Este tipo de decisiones visuales y sonoras de su cine, así
como su transgresora visión del mundo vieron su herencia en varios cineastas:
Koji Wakamatzu y Takeshi Kitano –quien fue descubierto en su faceta de actor
“serio” por Oshima en Merry Christmas Mr. Lawrence- con su poesía acotada son
dos ejemplos claros. Sin ir más lejos hace muy poco Shono Shion presentó la
obra maestra Guilty of romance, un film atravesado por El Imperio de los
Sentidos.

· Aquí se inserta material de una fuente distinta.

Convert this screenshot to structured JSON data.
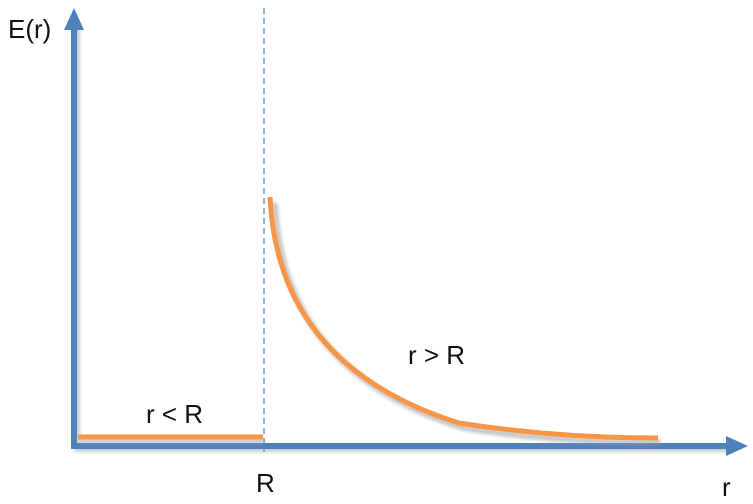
{
  "axes": {
    "y_label": "E(r)",
    "x_label": "r",
    "tick_label": "R"
  },
  "regions": {
    "inside": "r < R",
    "outside": "r > R"
  },
  "colors": {
    "axis": "#4f81bd",
    "curve": "#f79646",
    "shadow": "#bfbfbf",
    "boundary": "#4f81bd"
  }
}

En algún momento, espero, la figura de Oshima llegue a ser tan
conocida internacionalmente como la de cualquiera de los directores japoneses
clásicos, o sencillamente como la de cualquier otro gran cineasta de cualquier
espacio geográfico y de cualquier época.
Entonces películas como Ceremonias, Boy, Tabú o Noche y Niebla en Japón
figuren entre los grandes films que se hayan filmado. A mí me hubiera gustado
hacerle más justicia con una necrológica más extensa, que le haga más justicia
a la riqueza de quien es uno de mis cineastas preferidos. La falta de tiempo y
la urgencia de redactar una necrológica poco tiempo después del deceso sólo
pudo entregar este texto. Es lo que hay.